Mario besó a mi abuela y pidió después a Mercedes una copa de cava. Se hizo un silencio sepulcral mientras mi abuela decía estas palabras:

-Tradicionalmente, cuando el propietario de la bodega cumple ochenta años cede el control de la empresa a sus hijos, y sé que vosotros estáis esperando a que yo haga esto en esta nochebuena, pero eso no va a ocurrir hoy.

Mi tía Matilde empezó a enfurruñarse, y mis tíos Carlos y Eusebio se miraban consternados, pálidos como la cera. Mi padre dijo:

-¿A qué viene esto, madre? ¿Qué es lo que pretendes?

-Pretendo que seáis maduros y responsables y no lo sois, a pesar de vuestra edad, respondió ella. No os merecéis gobernar esta empresa que tiene doscientos años porque no os ponéis de acuerdo sobre el futuro de la bodega. Pasa Marcelino, pasa, dijo la abuela.

El capataz, que adoraba a Edelmira, apareció en el salón y saludó a la concurrencia. Mis padres y mis tíos le miraron extrañados y muy enfadados.

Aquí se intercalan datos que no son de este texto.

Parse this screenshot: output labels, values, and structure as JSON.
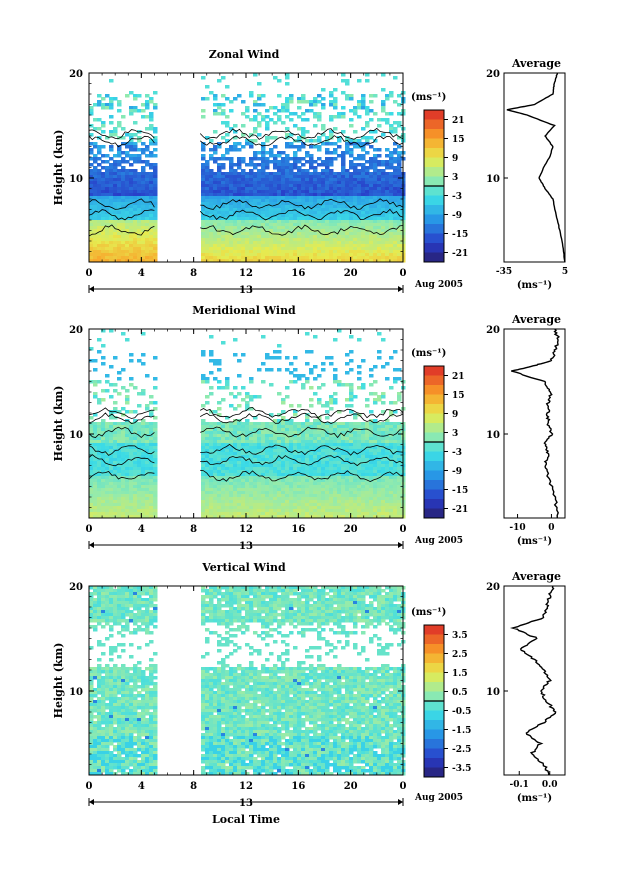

Mi abuela entregó un sobre con un papel a Marcelino y este empezó a leer:

-Esta es la decisión que he tomado hoy, día de nochebuena, en que cumplo ochenta años, sobre el futuro de la bodega familiar vinos la esperanza. A la vista de las desavenencias entre mis hijos y de la falta de una decisión clara, voy a postergar durante un año mi relevo al frente de la bodega. Marcelino llevará las riendas de la empresa durante este año, será mis ojos y mis oídos mientras yo aprovecho este año, posiblemente uno de los últimos de mi vida, para hacer lo que siempre he querido hacer.

Voy a viajar alrededor del mundo acompañada por mi hijo Mario, al que no habéis prestado nunca la menor atención, al que no consideráis realmente un hermano, y mi nieta si ella lo desea.

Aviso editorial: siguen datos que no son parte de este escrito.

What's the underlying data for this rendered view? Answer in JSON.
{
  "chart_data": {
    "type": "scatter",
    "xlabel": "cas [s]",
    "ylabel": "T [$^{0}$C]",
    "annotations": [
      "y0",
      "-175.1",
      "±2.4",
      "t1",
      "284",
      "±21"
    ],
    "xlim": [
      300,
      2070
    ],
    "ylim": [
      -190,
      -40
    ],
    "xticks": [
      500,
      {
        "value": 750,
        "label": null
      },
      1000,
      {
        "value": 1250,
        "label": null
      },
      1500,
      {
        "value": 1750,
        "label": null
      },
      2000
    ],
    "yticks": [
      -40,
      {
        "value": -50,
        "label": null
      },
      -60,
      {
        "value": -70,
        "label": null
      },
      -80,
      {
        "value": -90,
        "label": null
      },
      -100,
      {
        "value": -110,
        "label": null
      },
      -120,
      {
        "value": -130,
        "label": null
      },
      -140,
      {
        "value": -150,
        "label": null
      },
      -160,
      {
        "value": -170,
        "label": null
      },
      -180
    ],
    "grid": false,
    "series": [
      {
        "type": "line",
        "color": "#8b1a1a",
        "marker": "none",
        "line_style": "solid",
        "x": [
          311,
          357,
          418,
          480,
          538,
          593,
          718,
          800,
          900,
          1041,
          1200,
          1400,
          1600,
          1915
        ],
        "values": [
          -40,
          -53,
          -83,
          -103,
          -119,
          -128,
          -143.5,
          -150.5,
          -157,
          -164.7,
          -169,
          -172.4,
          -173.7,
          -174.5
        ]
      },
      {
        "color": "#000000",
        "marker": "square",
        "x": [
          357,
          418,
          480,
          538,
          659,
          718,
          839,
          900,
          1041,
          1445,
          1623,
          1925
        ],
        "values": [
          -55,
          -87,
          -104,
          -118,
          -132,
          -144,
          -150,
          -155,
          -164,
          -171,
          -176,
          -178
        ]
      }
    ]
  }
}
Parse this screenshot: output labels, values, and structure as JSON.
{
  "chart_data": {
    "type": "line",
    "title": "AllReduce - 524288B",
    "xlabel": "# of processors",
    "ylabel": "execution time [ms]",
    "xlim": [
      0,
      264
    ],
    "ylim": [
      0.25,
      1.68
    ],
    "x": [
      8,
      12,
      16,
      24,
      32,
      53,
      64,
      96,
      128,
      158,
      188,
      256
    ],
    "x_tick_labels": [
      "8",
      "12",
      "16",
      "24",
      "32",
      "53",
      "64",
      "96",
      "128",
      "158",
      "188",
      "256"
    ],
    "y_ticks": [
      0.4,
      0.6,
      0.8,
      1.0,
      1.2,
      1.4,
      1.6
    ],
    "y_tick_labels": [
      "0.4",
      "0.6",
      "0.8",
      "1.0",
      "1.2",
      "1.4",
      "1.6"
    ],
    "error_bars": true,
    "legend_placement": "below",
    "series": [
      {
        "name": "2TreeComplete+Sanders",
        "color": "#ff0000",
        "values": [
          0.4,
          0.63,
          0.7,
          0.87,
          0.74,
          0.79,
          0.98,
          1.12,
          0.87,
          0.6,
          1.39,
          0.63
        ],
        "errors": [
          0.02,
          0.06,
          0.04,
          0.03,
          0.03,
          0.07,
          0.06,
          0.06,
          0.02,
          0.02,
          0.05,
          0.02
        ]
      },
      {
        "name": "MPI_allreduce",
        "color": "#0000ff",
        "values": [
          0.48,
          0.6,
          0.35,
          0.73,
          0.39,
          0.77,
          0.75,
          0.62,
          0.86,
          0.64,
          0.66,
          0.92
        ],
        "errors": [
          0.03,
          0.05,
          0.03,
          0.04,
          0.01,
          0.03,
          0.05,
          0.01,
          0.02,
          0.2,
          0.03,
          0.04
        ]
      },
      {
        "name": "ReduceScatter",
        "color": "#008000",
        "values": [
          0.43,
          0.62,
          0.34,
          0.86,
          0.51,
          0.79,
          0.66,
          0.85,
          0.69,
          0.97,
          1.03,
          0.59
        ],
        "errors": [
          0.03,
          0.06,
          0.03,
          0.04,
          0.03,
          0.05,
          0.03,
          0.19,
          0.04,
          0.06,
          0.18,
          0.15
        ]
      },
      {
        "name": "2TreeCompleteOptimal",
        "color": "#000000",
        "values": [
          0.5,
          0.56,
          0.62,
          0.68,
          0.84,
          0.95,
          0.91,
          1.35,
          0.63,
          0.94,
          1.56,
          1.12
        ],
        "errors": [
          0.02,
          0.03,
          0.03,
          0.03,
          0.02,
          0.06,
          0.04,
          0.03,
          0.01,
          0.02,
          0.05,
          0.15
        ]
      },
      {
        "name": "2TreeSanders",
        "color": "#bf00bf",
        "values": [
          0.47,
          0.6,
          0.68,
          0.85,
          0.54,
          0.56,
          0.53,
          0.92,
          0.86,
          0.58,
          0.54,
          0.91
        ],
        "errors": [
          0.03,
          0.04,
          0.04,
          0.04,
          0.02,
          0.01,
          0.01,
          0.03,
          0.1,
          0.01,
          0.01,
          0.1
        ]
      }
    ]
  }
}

A mi vuelta, espero que os hayáis puesto de acuerdo respecto a los planes de futuro de la bodega, porque, si no es así y Dios me da vida, volveré a viajar durante otro año más y mi querido capataz Marcelino seguirá estando al frente. Así que vosotros veréis lo que hacéis.

Aquella noche mi padre y mis tíos se enfadaron mucho y también disimularon mucho. Sabían que su madre era genio y figura, llena de firmeza y que cumplía siempre sus amenazas. Y yo también tuve que disimular la alegría que sentía por irme de viaje con mi abuela y Mario.

Aquella decisión de mi abuela fue la más acertada. Yo puedo atestiguarlo. A nuestra vuelta, mi tío y mis padres habían preparado un plan de expansión de la bodega que dio grandes resultados, multiplicó los beneficios y permitió contratar a treinta trabajadores más. Mi abuela Edelmira falleció hace tres años pero nos ha dejado un gran legado, su enseñanza: la unión hace la fuerza. Mañana, como heredera de vinos la esperanza, me corresponde recoger un galardón del que estoy muy orgullosa: el premio a la mejor empresa por su excelencia y por su calidad de la Rioja.